Mark Bray, a visiting scholar at Dartmouth University, has written sympathetically about the Antifa movement, so much so that his book is entitled Antifa: The Anti-Fascist Handbook. In a “Meet the Press” interview on August 20th, Chuck Todd introduced him as a member of a small minority “defending the idea of violence” against right wing demonstrators. Far from disowning that characterization, Bray argues that “fascism cannot be defeated through speech” and that the lessons of history suggest that Neo-Nazis and white supremacists have to be shut down before they become too powerful or normalized. That Bray is sympathetic to Antifa and that he considers its use of violence legitimate is not in question. He is happy to say so.

Campus Reform picked up Bray’s comments on “Meet the Press” and in other forums, and Bray was soon subjected to death threats and other forms of online harassment. Dartmouth President Philip Hanlon issued a statement indicating that the College does not agree with Bray and the “endorsement of violence in any form is contrary to Dartmouth values.”

Over 100 faculty members signed a letter decrying Hanlon’s reaction. They insist that Bray never endorsed violence, except in self-defense, that Bray did not call for violent protest, and that Bray violated no college policy.

The professors are wrong, but so is the president.

The argument the professors make relies on a much narrower reading of self-defense than Bray uses. For Bray, violence is not simply a question of kicking a fascist if a fascist kicks you but of “preemptively” shutting down “fascist organizing efforts . . . before they turn deadly.” Indeed, practically the whole point of Bray’s analogy between our time and that of the rise of Fascism in Europe is that “by any means necessary” thinking should kick in much earlier than most people think. The Campus Reform piece on Bray was certainly polemical, and I hold no brief for that publication, but it did not fundamentally mischaracterize his position. The threats against Bray are disturbing, and I hope the people who made them are tracked down and prosecuted. But, however well-intentioned the professors’ letter may have been, it does not come to grip with Bray’s position.

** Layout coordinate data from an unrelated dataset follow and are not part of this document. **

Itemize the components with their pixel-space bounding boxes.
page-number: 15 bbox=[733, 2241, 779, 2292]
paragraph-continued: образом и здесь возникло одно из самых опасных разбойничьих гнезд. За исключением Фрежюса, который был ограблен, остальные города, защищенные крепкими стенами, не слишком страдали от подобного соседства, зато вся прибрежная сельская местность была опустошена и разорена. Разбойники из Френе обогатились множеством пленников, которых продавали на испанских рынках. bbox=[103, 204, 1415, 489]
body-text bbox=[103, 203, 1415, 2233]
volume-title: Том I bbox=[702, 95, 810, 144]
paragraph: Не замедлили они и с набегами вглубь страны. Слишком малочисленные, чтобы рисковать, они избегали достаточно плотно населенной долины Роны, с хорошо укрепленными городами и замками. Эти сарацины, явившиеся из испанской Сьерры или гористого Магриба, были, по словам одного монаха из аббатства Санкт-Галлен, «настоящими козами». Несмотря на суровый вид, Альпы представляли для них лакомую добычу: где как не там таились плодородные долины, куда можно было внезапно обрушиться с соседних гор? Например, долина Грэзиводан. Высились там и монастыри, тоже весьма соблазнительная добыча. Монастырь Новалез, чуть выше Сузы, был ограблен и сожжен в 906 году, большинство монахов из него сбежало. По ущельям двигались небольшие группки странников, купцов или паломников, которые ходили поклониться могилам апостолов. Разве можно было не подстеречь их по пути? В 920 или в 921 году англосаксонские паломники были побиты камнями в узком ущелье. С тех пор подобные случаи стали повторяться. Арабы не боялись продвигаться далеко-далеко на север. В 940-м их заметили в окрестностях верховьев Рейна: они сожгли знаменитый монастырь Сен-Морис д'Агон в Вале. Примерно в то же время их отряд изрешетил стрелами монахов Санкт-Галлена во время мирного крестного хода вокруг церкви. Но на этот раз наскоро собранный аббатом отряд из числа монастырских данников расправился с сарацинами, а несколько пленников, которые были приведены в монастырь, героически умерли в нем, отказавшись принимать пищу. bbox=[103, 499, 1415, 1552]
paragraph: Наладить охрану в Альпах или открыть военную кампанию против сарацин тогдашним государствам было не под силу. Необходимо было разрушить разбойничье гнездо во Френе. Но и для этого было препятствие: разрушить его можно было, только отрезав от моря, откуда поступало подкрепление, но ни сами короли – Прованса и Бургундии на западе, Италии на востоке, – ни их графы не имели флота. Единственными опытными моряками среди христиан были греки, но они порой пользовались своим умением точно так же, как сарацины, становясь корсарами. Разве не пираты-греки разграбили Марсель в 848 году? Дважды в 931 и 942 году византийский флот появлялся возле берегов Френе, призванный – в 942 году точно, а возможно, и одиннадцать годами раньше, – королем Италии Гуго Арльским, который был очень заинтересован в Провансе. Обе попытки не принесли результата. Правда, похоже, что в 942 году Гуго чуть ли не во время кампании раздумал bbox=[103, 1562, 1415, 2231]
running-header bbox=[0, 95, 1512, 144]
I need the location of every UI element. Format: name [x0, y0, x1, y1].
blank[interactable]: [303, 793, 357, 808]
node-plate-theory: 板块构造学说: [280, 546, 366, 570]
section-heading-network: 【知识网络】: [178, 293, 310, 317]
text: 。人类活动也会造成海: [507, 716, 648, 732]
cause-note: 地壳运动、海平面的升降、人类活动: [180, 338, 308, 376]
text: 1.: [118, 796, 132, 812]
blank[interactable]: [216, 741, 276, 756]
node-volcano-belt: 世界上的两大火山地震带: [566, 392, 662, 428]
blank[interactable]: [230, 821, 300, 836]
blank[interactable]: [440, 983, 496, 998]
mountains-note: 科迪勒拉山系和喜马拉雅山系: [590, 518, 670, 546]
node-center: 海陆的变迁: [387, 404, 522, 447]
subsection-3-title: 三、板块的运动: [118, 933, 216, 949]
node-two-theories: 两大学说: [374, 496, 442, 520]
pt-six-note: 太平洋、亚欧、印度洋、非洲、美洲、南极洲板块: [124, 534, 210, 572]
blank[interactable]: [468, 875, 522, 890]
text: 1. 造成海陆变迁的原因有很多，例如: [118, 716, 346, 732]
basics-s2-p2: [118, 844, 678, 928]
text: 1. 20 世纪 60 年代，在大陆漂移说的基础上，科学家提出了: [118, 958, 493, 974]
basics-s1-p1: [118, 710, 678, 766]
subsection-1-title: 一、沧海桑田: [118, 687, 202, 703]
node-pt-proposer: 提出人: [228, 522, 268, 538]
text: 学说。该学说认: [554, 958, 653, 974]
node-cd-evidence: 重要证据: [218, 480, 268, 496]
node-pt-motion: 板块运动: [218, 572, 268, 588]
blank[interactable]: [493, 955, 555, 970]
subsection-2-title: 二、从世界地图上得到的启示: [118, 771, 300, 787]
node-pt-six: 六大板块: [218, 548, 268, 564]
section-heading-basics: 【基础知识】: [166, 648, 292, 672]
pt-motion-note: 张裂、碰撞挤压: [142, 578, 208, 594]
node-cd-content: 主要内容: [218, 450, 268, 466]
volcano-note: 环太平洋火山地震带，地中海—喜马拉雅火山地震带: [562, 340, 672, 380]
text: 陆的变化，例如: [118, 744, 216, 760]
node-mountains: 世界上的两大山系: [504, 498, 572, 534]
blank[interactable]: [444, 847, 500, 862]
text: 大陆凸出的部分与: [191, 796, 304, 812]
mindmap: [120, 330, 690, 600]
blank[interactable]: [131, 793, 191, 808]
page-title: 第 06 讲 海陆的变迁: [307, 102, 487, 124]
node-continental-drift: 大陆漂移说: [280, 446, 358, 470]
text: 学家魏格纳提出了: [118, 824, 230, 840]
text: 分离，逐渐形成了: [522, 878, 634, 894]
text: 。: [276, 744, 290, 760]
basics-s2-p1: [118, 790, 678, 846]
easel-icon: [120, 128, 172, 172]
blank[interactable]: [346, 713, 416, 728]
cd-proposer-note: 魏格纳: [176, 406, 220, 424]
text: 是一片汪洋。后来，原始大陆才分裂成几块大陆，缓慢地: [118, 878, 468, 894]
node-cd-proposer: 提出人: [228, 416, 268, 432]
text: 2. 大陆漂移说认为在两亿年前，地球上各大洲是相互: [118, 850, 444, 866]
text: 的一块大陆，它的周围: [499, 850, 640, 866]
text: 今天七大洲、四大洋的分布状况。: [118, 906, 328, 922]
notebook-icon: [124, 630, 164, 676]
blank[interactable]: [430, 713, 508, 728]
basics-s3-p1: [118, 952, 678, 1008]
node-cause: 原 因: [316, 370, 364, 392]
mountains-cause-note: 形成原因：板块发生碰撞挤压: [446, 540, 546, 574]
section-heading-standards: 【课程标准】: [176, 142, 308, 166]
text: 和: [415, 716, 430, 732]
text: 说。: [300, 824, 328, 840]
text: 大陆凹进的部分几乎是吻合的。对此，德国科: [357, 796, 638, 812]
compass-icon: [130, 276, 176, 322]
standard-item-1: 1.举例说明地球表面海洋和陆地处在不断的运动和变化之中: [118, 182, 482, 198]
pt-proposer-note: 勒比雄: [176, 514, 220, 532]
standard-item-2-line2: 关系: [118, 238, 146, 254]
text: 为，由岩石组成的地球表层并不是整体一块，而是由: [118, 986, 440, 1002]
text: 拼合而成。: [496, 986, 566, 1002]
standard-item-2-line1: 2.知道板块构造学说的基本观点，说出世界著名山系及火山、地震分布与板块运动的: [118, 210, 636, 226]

As for President Hanlon, there are times when university leadership should distance itself from the opinions of faculty members. I was heartened, for example, that many college university presidents declared their opposition to academic boycotts when the American Studies Association endorsed such a boycott against Israel. Though there is now talk of setting up some kind of shop in academia, Antifa does not call for a response from academic leaders in the same way that the academic wing of the Boycott, Divestment, and Sanctions movement did. Certainly, sympathetic treatment of the Antifa movement by a single faculty member does not call for a presidential statement. I agree with Noah Rothman that the left should denounce rather than romanticize its violent wing and would add that liberals should have nothing to do with a crew that Bray informs us “have no allegiance to liberal democracy.” A political figure like Nancy Pelosi can certainly be expected to distance herself from Antifa.

But college presidents have no obligation to denounce individual professors who hold wrongheaded views. Whether violence is ever justified is a legitimate ethical question, and I doubt very much that, whatever Hanlon may say, Dartmouth’s values are really inconsistent with the endorsement of any kind of violence under any circumstances. It is a legitimate empirical question to ask under what circumstances violence could be more effective than nonviolence. As for the rejection of liberalism, although colleges and universities owe their status and safety to liberalism, college presidents should not be called upon to denounce every intellectual departure from it. If they are called upon to do so, their typical response should be that tolerance for free inquiry is among liberalism’s great strengths.

Academic administrations have a duty take sides in moral and policy disputes from time to time. But when they do, they take the risk of compromising their Socratic core in favor of preaching, or what may be worse, of constantly reassuring anyone who will listen that professors who might shock us are rare and perhaps undesirable in academic communities. So they should be reluctant to wade into such disputes. It is hard to see what good Dartmouth has done by making a statement about one of its visiting scholars. It is not hard to see how, if college presidents keep answering the call to sound off on every stray utterance of their staff members, they might do colleges and universities more harm than good.